那老者遙問道:「郎君果能不負前約,遠來相訪乎!」子春上前納頭拜了兩拜,躬身答道:「我這身子,都是老翁再生的。既蒙相約,豈敢不來!但不知老翁有何用我杜子春之處?」
老者道:「若不用你,要你沖炎冒暑來此怎的!」便引著子春進入老君祠後。這所在,乃是那老者煉藥去處。子春舉目看時,只見中間一所大堂,堂中一座藥灶,玉女九人環灶而立,青龍白虎分守左右。堂下一個大瓮,有七尺多高,瓮口有五尺多闊,滿瓮貯著清水。西壁下鋪著一張豹皮。老者教子春靠壁向東盤膝坐下,卻去提著一壺酒,一盤食來。你道盤中是甚東西?乃是三個白石子。子春暗暗想道:「這硬石子怎生好吃?」元來煮熟的,就如芋頭一般,味尤甘美。子春走了許多山路,正在飢渴之際,便把酒食都吃盡了。其時紅日沉西,天色傍晚。那老者吩咐道:「郎君不遠千里,冒暑而來,所約用你去處,單在於此。須要安神定氣,坐到天明。但有所見,皆非實境,任他怎生樣凶險,怎生樣苦毒,都只忍著,不可開言。」吩咐已畢,自向藥灶前去,卻又回頭叮囑道:「郎君切不可忘了我的吩咐,便是一聲也則不得的。牢記,牢記!」
子春應允。剛把身子坐定,鼻息調得幾口,早看見一個將軍,長有一丈五六,頭戴鳳翅金盔,身穿黃金鎧甲,帶領著四五千人馬,鳴鑼擊鼓,吶喊搖旗,擁上堂來,喝問:「西壁下坐的是誰?怎麼不回避我?快通名姓。」子春全不答應,激得將軍大怒,喝教人攢箭射來,也有用刀夾背斫的,也有用槍當心戳的,好不利害!子春謹記老者吩咐,只是忍著,並不做聲。那將軍沒奈何他,引著兵馬也自去了。金甲將軍才去,又見一條大蟒蛇,長可十餘丈,將尾纏住子春,以口相向,焰焰的吐出兩個舌尖,抵入鼻子孔中。又見一群狼虎,從頭上撲下,咆哮之聲,振動山谷。那獠牙就如刀鋸一般鋒利,遍體咬傷,流血滿地。又見許多凶神惡鬼,都是銅頭鐵角,猙獰可畏,跳躍而前。子春任他百般簸弄,也只是忍著。猛地裡又起一陣怪風,刮得天昏地黑,大雨如注,堂下水涌起來,直浸到胸前。轟天的霹靂,當頭打下,電火四掣,鬚髮都燒。

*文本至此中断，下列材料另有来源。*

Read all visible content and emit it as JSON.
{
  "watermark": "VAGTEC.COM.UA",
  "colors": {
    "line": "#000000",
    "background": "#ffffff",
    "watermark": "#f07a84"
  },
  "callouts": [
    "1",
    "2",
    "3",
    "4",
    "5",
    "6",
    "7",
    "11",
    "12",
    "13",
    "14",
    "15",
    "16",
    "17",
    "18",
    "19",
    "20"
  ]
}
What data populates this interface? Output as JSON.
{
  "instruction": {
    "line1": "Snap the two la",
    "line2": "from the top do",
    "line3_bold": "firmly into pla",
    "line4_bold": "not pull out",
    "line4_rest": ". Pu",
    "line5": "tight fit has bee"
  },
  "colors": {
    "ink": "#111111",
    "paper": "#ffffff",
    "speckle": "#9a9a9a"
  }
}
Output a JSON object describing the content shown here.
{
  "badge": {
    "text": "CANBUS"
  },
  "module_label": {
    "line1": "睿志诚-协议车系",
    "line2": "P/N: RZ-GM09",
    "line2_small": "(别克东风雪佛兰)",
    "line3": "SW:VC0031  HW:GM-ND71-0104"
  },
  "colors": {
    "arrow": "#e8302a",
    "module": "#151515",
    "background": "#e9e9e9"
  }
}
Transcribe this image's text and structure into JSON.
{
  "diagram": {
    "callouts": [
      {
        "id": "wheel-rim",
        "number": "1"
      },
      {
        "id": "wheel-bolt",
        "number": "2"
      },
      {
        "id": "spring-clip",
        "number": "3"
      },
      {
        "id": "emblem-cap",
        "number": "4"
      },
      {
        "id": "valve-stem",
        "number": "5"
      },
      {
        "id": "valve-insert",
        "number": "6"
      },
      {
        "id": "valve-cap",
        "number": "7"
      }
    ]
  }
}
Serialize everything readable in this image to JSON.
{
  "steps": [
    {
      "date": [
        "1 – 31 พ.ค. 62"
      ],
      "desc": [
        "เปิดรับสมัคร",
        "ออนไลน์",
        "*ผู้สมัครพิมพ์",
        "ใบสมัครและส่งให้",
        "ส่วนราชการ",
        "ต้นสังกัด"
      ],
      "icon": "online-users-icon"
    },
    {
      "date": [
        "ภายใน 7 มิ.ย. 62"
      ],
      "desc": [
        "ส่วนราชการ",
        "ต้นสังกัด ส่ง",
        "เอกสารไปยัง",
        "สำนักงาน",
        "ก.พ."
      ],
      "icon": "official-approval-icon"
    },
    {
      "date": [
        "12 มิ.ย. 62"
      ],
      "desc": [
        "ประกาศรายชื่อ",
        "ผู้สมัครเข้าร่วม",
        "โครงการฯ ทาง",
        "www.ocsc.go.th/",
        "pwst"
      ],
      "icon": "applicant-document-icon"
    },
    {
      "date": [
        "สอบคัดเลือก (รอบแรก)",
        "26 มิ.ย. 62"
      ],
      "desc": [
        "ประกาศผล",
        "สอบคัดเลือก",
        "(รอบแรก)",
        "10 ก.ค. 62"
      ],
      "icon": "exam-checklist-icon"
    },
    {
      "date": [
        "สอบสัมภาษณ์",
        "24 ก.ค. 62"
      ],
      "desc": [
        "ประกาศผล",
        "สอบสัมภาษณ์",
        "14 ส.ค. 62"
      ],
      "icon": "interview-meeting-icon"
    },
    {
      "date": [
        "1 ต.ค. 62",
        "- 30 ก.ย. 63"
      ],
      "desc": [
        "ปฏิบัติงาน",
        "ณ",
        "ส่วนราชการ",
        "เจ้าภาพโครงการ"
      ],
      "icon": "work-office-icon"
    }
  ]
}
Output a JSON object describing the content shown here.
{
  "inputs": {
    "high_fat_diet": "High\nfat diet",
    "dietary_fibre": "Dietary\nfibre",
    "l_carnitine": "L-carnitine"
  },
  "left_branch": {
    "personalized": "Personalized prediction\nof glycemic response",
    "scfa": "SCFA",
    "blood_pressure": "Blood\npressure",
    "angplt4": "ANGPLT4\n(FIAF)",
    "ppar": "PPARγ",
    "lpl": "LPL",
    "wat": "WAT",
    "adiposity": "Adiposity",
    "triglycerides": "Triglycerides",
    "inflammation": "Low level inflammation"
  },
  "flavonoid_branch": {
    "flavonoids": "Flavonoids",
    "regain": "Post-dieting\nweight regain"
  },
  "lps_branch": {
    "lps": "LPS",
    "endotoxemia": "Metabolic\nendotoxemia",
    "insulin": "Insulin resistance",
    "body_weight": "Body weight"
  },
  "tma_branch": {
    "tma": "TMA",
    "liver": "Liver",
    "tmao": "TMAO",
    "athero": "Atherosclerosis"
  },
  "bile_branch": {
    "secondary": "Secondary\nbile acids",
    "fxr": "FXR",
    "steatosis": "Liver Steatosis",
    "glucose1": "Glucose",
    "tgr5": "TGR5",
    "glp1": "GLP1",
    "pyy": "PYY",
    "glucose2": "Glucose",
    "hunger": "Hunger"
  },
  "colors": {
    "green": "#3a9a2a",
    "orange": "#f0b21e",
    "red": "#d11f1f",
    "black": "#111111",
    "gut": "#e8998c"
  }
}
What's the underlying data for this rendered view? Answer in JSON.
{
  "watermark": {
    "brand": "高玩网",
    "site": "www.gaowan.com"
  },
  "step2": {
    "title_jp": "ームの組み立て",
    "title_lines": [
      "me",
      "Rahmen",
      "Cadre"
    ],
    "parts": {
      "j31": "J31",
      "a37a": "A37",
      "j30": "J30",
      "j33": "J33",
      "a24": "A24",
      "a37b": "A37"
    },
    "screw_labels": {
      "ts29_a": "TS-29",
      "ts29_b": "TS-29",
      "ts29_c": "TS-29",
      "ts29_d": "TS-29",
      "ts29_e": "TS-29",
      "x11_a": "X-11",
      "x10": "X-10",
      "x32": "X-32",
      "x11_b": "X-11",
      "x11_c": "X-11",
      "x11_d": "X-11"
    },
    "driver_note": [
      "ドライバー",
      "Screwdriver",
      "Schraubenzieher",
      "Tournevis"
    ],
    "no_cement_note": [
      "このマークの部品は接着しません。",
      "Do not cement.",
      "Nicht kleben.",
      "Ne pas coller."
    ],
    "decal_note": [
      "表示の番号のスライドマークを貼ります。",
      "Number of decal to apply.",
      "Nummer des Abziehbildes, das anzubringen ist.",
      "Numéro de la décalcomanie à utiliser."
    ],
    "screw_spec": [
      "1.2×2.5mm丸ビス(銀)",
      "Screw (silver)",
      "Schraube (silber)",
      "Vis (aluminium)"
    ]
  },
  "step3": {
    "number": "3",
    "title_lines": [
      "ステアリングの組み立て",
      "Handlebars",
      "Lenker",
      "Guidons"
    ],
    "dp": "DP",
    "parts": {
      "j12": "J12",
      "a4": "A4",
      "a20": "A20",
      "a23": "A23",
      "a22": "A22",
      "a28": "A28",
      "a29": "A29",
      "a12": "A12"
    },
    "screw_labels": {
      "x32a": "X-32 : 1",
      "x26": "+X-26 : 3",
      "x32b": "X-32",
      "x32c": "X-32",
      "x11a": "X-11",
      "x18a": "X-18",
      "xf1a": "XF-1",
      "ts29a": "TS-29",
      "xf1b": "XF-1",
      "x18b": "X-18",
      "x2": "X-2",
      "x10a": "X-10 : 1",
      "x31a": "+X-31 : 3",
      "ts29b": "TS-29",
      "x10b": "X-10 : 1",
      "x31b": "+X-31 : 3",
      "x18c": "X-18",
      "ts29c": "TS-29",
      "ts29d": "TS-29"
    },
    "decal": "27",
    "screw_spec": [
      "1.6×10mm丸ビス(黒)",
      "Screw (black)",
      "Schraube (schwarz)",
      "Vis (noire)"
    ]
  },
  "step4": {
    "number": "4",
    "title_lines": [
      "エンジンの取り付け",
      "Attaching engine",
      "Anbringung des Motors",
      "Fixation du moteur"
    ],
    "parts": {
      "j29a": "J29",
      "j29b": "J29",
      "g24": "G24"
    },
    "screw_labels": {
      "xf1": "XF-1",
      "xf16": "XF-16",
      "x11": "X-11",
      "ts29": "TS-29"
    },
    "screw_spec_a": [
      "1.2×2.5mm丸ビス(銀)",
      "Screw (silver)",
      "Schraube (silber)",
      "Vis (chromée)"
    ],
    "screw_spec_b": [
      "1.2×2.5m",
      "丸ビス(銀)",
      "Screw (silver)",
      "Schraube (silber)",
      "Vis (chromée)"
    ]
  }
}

子春一心記著老者吩咐,只不做聲。漸漸的雷收雨息,水也退去。
子春暗暗喜道:「如今天色已霽,想再沒有甚麼驚嚇我了。」豈知前次那金甲大將軍,依舊帶領人馬,擁上堂來,指著子春喝道:「你這雲臺山妖民,到底不肯通名姓,難道我就奈何不得你?」便令軍士,疾去揚州,擒他妻子韋氏到來。說聲未畢,韋氏已到,按在地上,先打三百殺威棒,打得個皮開肉綻,鮮血迸流。韋氏哀叫道:「賤妾雖無容德,奉事君子有年,豈無伉儷之情。乞賜一言,救我性命。」子春暗想老者吩咐,說是「隨他所見,皆非實境」,安知不是假的?況我受老者大恩,便真是妻子,如何顧得。並不開言,激得將軍大怒,遂將韋氏千刀萬剮。韋氏一頭哭,一頭罵,只說:「枉做了半世夫妻,忍心至此!我在九泉之下,誓必報冤。」子春只做不聽得一般。將軍怒道:「這賊妖術已成,留他何用?便可一並殺了。」只見一個軍士,手提大刀,走上前來,向子春頸上一揮,早已身首分為兩處。你看杜子春,剛才掙得成家,卻又死於非命,豈不痛惜可憐!
游魂渺渺歸何處?遺業忙忙付甚人?
那子春頸上被斫了一刀,已知身死,早有夜叉在旁,領了他魂魄竟投十地閻君殿下,都道:「子春是個雲臺峰上妖民,合該押赴酆都地獄,遍受百般苦楚,身軀靡爛。」元來被業風一吹,依然如舊。卻又領子春魂魄,托生在宋州原任單父縣丞叫做王勸家做個女兒。從小多災多病,針灸湯藥,無時間斷。漸漸長成,容色甚美,只是說不出一句說話來,是個啞的。同鄉有個進士,叫做盧珪,因慕他美貌,要求為妻。王家推辭,啞的不好相許。盧珪道:「人家娶媳婦,只要有容有德,豈在說話?便是啞,不強似長舌的。」卻便下了財禮,迎取過門,夫妻甚是相得。早生下兒子,已經兩歲,生得眉清目秀,紅的是唇,白的是齒,真個可愛。